Today he came over to get her and she didnt want to go, and for the first time we just let her stay with me.(she wasnt crying or anything just plainly said she wanted to stay with mummy today).. then when he left she said "im sad mummy" and i asked why and said "is it because you didnt go with daddy?do you want to go with daddy?" and she said "no, i sad when daddy comes over". i was almost in tears, the wee lamb!!

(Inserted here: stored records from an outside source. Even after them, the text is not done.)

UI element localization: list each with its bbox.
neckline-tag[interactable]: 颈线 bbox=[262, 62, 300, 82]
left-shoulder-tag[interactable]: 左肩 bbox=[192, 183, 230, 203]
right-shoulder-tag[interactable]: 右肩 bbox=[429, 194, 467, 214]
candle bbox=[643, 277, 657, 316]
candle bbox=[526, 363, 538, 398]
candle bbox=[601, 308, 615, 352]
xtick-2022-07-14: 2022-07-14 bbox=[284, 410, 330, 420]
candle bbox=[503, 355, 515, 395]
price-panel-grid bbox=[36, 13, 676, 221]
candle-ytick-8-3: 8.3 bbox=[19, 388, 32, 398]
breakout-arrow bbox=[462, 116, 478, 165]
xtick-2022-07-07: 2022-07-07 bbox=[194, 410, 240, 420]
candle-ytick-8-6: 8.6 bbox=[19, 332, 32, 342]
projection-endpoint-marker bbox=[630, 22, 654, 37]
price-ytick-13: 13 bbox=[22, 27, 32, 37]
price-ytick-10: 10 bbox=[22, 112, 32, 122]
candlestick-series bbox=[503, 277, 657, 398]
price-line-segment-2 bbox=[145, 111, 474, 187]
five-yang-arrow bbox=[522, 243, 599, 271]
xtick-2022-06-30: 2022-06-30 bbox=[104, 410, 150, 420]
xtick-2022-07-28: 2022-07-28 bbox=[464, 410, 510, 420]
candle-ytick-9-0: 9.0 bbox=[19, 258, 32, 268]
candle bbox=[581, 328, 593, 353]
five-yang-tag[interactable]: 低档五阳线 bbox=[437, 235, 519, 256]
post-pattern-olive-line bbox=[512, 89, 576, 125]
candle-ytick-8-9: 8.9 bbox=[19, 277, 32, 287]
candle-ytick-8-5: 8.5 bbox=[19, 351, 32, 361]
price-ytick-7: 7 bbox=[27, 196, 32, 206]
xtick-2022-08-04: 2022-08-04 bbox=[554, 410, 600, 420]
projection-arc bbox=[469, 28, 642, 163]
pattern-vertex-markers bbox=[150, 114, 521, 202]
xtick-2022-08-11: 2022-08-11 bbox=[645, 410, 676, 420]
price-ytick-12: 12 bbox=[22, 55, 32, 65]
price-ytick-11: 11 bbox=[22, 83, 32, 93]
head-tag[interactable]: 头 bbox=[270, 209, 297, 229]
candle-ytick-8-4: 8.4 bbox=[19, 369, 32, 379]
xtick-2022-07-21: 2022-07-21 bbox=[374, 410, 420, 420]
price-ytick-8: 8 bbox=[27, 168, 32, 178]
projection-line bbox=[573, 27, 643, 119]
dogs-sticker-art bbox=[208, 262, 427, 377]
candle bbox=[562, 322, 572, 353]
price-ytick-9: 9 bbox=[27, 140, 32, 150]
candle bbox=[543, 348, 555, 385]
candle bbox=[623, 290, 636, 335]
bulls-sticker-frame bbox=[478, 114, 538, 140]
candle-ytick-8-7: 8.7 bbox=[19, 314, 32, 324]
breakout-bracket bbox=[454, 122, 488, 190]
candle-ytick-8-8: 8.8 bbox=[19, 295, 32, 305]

so i think im jst really looking for an opinion on the situation.

Replies

  • god thats a hard one!! i just wondered what they do together and if he is interested in her? maybe she is just bored when she goes to his and it's more fun to stay with mummy!! maybe you could suggest that he takes her out somewhere, personally i wouldn't force her to go though, if he still wants to see her every week he could come round for a while (may not be ideal for you though! image ) x.
  • hi thanks, he does take her loads of places pizza hut, parks, they play with kites, everything!and he takes her to see his wee nephew and niece who she loves to play with. he does seem to show an interest in her, but its the bare minimum at times...i mean he does love her but sometimes i feel its for show in front of people. i know that sounds nasty and it might just be my imagination but he acts differently in front of people, like my parents, like showing off with her sort of, if you now what i mean, (like look at my fab daughter) when really he had nothing to do with her upbringing, her behaviour and how clever she is.he acts like i owe him something because he sees her, as the mum to his other child really wanted him to stop seeing my daughter , and he always brings it up that him and her split cause he chose our daughter over his girlfriend (isnt that what anyone would/should do?)...anyway i feel like im rambling on and not getting anywhere...him coming over here would not be good, as he up until recently was sending me drunken tests and stuff and now the arrangement is he collects elise and thats it at the door
  • we have a similar problem with my partners daughter but she has almost grown out of it now sometimes she doesnt want to come with us then others she doesnt want to go home but we just stuck with it and over time she has lernt she just has to go with the flow but its terrible to watch when she is upset there has been times years ago now that her mum had to peal her off my other half and drag her in thank god she no longer does that !!